Sycamore boy inspires 5K fundraiser

Zakk Carrier, 5, of Sycamore, is the motivation for Support Zakk Attakk, the local team participating in the Race to Wrigley 5K run, benefiting Chicago Cubs Charities and Ann & Robert H. Lurie Children's Hospital in Chicago. The team is hosting a fundraiser starting at 2 p.m. Saturday at the Sycamore Veterans Home, 121 S. California St.
Zakk Carrier, 5, of Sycamore, is the motivation for Support Zakk Attakk, the local team participating in the Race to Wrigley 5K run, benefiting Chicago Cubs Charities and Ann & Robert H. Lurie Children's Hospital in Chicago. The team is hosting a fundraiser starting at 2 p.m. Saturday at the Sycamore Veterans Home, 121 S. California St.

SYCAMORE – For the second year in a row, members of Sycamore’s Zakk Attakk hope to be the top fundraisers for the ninth annual Race to Wrigley 5K run benefiting Chicago Cubs Charities and the Ann & Robert H. Lurie Children’s Hospital of Chicago.

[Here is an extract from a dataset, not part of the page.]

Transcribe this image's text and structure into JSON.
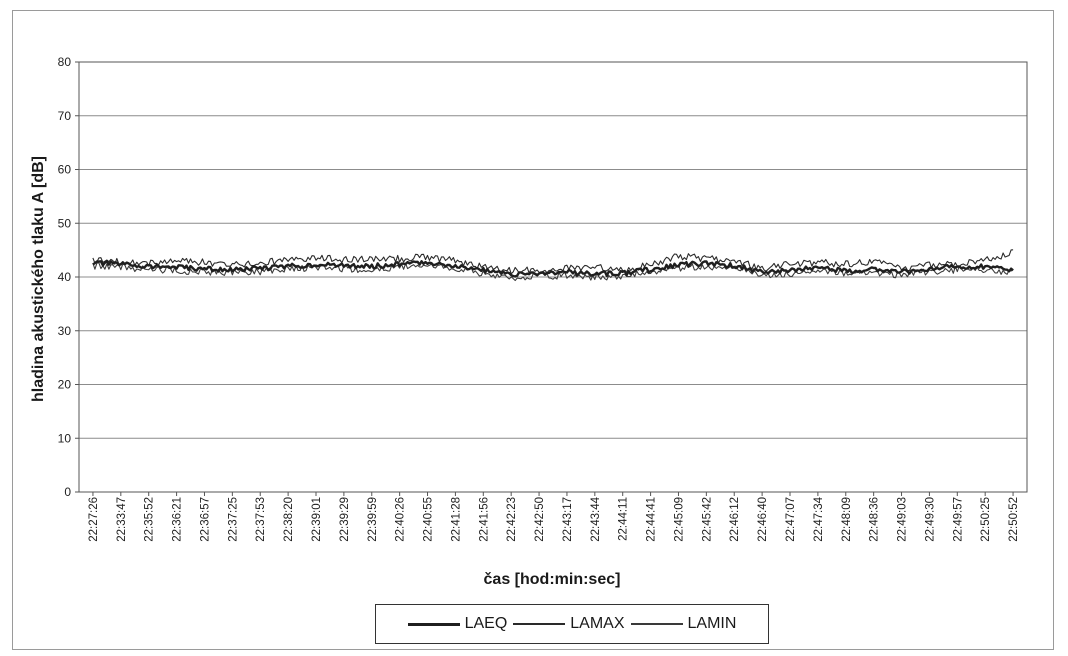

To that end, Melissa Carrier West and her 5K teammates are hosting a fundraiser starting at 2 p.m. Saturday at the Sycamore Veterans Home, 121 S. California St. The suggested entry fee is $10.

West said the motivation for the team, consisting of her, Zakk’s mom Megan Carrier, Kat Carrier, Sandy Williams, Linda Drake and Heather Kruis, is 5-year-old Zakk Carrier.

“Zakk was born with gastroschisis,” West said. “It’s a birth defect where [Zakk was] born in July 2008 with his intestines outside his body.”

According to the website for the Centers for Disease Control and Prevention, www.cdc.gov, the defect is very rare with about 1,870 babies born with the condition each year. The website says that the defect occurs early during pregnancy, when the muscles that make up the baby’s abdominal wall do not form correctly.

A hole occurs allowing intestines, and sometimes other organs, to extend outside the body. Because the intestines are exposed to amniotic fluid, they can become irritated, causing them to shorten, twist or swell.

West said her nephew’s case was so severe, doctors were unable to place the intestine back inside his body, and he received a small bowel transplant in October 2012.

“He’s spent about half of his life in the hospital,” West said. “If not for the staff at Children’s, we would not have gotten him this far.”

West said last year, the 5K team was the top fundraiser for the Race to Wrigley, earning them pre-game recognition at a Cubs game. They raised $5,975.

“Our goal this year is at least $7,000,” West said. The race is April 12.

The Saturday event will feature a Cubs preseason game on TV at 3:10 p.m., a silent auction, 50/50 raffles and a brat lunch served by donation. Anyone unable to attend the fundraiser can donate online at
www.race-cubs.com/racetowrigley2014/ZakkAttakk.